Correct, and in Goldfarb, page 200, 7.3.2 he states that anything not
classified otherwise is automatically a dedicated data character.

>Perhaps ERCS is the most cost effective solution, but just for my own
>edification: is my conjecture that it is not necessary for HTML
>sound?

To a certain degree, yes. If one only changed the BASESET, you'd
effectively be limiting yourself to character sets in which ASCII is a
subset (admittedly a large group). However, we also open ourselves to
problems: for example, wide spaces in SEPCHAR areas, and SHUNCHARS.

One way or another, are going to be relying on the browser writers
to "get it right", and they probably won't. Even if they do, it'll
mean that (potentially) every character set supported will require
changes to the parser, and that is probably the one place you don't
want to change too much.

>>I won't go into excruciating amounts of detail, but rather, let the
>>figures speak for themselves, and let inventive minds think of the
>>optimisations one could perform on the above.
>
>I think going into excurciating amounts of detail is very much
>necessary.

If I go into much more detail, I'd be supplying you with code...

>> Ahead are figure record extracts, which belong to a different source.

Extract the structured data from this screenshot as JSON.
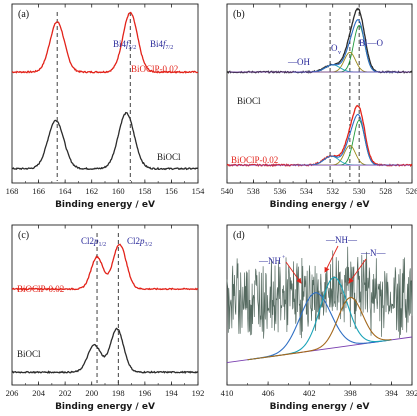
{
  "colors": {
    "black": "#2b2b2b",
    "red": "#e2231a",
    "blue_text": "#2a2a9a",
    "dash": "#111111",
    "fit_blue": "#2f6fc4",
    "fit_green": "#1e9a3a",
    "fit_olive": "#9c8a1a",
    "fit_cyan": "#19a3b8",
    "fit_purple": "#7a3fb0",
    "fit_brown": "#a4681c",
    "noise_gray": "#556a60"
  },
  "chart_data": [
    {
      "panel": "(a)",
      "type": "line",
      "xlabel": "Binding energy / eV",
      "xlim": [
        168,
        154
      ],
      "xticks": [
        168,
        166,
        164,
        162,
        160,
        158,
        156,
        154
      ],
      "dashed_lines_x": [
        164.6,
        159.1
      ],
      "peak_labels": [
        {
          "main": "Bi4",
          "ital": "f",
          "sub": "5/2",
          "x": 164.6
        },
        {
          "main": "Bi4",
          "ital": "f",
          "sub": "7/2",
          "x": 159.1
        }
      ],
      "series": [
        {
          "name": "BiOClP-0.02",
          "color": "red",
          "baseline": 0.62,
          "peaks": [
            {
              "x": 164.6,
              "h": 0.28,
              "w": 0.55
            },
            {
              "x": 159.1,
              "h": 0.33,
              "w": 0.55
            }
          ]
        },
        {
          "name": "BiOCl",
          "color": "black",
          "baseline": 0.08,
          "peaks": [
            {
              "x": 164.7,
              "h": 0.27,
              "w": 0.6
            },
            {
              "x": 159.4,
              "h": 0.31,
              "w": 0.6
            }
          ]
        }
      ]
    },
    {
      "panel": "(b)",
      "type": "line",
      "xlabel": "Binding energy / eV",
      "xlim": [
        540,
        526
      ],
      "xticks": [
        540,
        538,
        536,
        534,
        532,
        530,
        528,
        526
      ],
      "dashed_lines_x": [
        532.2,
        530.7,
        530.0
      ],
      "annotations": [
        {
          "text": "—OH",
          "main": "—OH",
          "sub": ""
        },
        {
          "text": "O",
          "main": "O",
          "sub": "v"
        },
        {
          "text": "Bi—O",
          "main": "Bi—O",
          "sub": ""
        }
      ],
      "series": [
        {
          "name": "BiOCl",
          "color": "black",
          "baseline": 0.62,
          "peaks": [
            {
              "x": 530.0,
              "h": 0.31,
              "w": 0.45
            },
            {
              "x": 530.7,
              "h": 0.12,
              "w": 0.45
            },
            {
              "x": 532.0,
              "h": 0.04,
              "w": 0.6
            }
          ]
        },
        {
          "name": "BiOClP-0.02",
          "color": "red",
          "baseline": 0.1,
          "peaks": [
            {
              "x": 530.0,
              "h": 0.29,
              "w": 0.45
            },
            {
              "x": 530.7,
              "h": 0.12,
              "w": 0.45
            },
            {
              "x": 532.1,
              "h": 0.05,
              "w": 0.6
            }
          ]
        }
      ]
    },
    {
      "panel": "(c)",
      "type": "line",
      "xlabel": "Binding energy / eV",
      "xlim": [
        206,
        192
      ],
      "xticks": [
        206,
        204,
        202,
        200,
        198,
        196,
        194,
        192
      ],
      "dashed_lines_x": [
        199.6,
        198.0
      ],
      "peak_labels": [
        {
          "main": "Cl2",
          "ital": "p",
          "sub": "1/2",
          "x": 199.6
        },
        {
          "main": "Cl2",
          "ital": "p",
          "sub": "3/2",
          "x": 198.0
        }
      ],
      "series": [
        {
          "name": "BiOClP-0.02",
          "color": "red",
          "baseline": 0.6,
          "peaks": [
            {
              "x": 199.6,
              "h": 0.2,
              "w": 0.45
            },
            {
              "x": 197.9,
              "h": 0.28,
              "w": 0.5
            }
          ]
        },
        {
          "name": "BiOCl",
          "color": "black",
          "baseline": 0.08,
          "peaks": [
            {
              "x": 199.8,
              "h": 0.17,
              "w": 0.5
            },
            {
              "x": 198.1,
              "h": 0.27,
              "w": 0.5
            }
          ]
        }
      ]
    },
    {
      "panel": "(d)",
      "type": "line",
      "xlabel": "Binding energy / eV",
      "xlim": [
        410,
        392
      ],
      "xticks": [
        410,
        406,
        402,
        398,
        394,
        392
      ],
      "annotations": [
        {
          "text": "—NH+",
          "main": "—NH",
          "sup": "+"
        },
        {
          "text": "—NH—",
          "main": "—NH—",
          "sup": ""
        },
        {
          "text": "—N—",
          "main": "—N—",
          "sup": ""
        }
      ],
      "fit_components": [
        {
          "x": 401.4,
          "h": 0.36,
          "w": 1.5,
          "color": "fit_blue"
        },
        {
          "x": 399.6,
          "h": 0.44,
          "w": 1.3,
          "color": "fit_cyan"
        },
        {
          "x": 398.0,
          "h": 0.3,
          "w": 1.2,
          "color": "fit_brown"
        }
      ],
      "background_line": {
        "from": [
          410,
          0.14
        ],
        "to": [
          392,
          0.3
        ]
      }
    }
  ]
}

>I think there is some implicit data in the above figures. I don't see
>how the MIME charset parameter fits in, for example. And it's not
>precisely clear what the "bandwidth" of all the arrows is.

The mime charset decides which decoder, and which normaliser (mapping
table) are used. Everything up to the normaliser would be of whatever
"width" the encoding required, and everything after that, would
(ideally) be in 16 bits (ie. UCS-2).

>For example: does every browser have to support the whole unicode
>character set?

Not necessarily, though that would be ideal. You can state preferences
via the Accept-Language, and Accept-Charset: parameters, and limit the
output side to whatever you want (limiting the parser makes no sense
since supporting the whole thing is trivial).

>Where do the fonts come from?

Have a look at the SAM ftp site <URL:ftp://ftp.cc.monash.edu/matty/>,
and on <URL:http://www.ntt.jp/> for some fonts. The former also has
9term (a Unicode terminal program for X) in another directory (I
forget which). These will give you a start toward building a full set
of Unicode fonts.

I should note that I often hear "there's no fonts" as a reason for not
using Unicode. This is simply not true. It is quite easy (at least on
X11) to build up a set of fonts by "borrowing" from existing fonts,
and rearranging the glyphs.

>The need I see is for folks to be able to use the encodings that
>they're used to using. I agree that Unicode will ultimately be
>cost effective, but I wonder about how to get the ball rolling.

In the figures I pointed out an extraordinarily easy way of enabling
browsers to be "multi-charset and encoding" aware. I thought they were
quite understandable, especially to people with SGML knowledge.

>Hmmm... I have a press release about Spyglass and NEC doing a

Spyglass, maybe. NEC. I used to work there...

>UTF-8 I'll buy. UCS-2 has some serious compatibility issues. You can't
>do UCS-2 and call it text/html, for example, because of the MIME CRLF
>rules. You'd have to call it application/html.

This myth has already been dispelled (at least as far as HTTP is
concerned).

Please read my paper. If you like, I'll send you a copy nicely marked
up in (unvalidated) HTML. I'll also send you ERCS if you want it.

Hey. It passed the Mosaic+Netscape test... :-)

---
Gavin "I must be a gadfly by now, surely." Nicol
NOT speaking for EBT!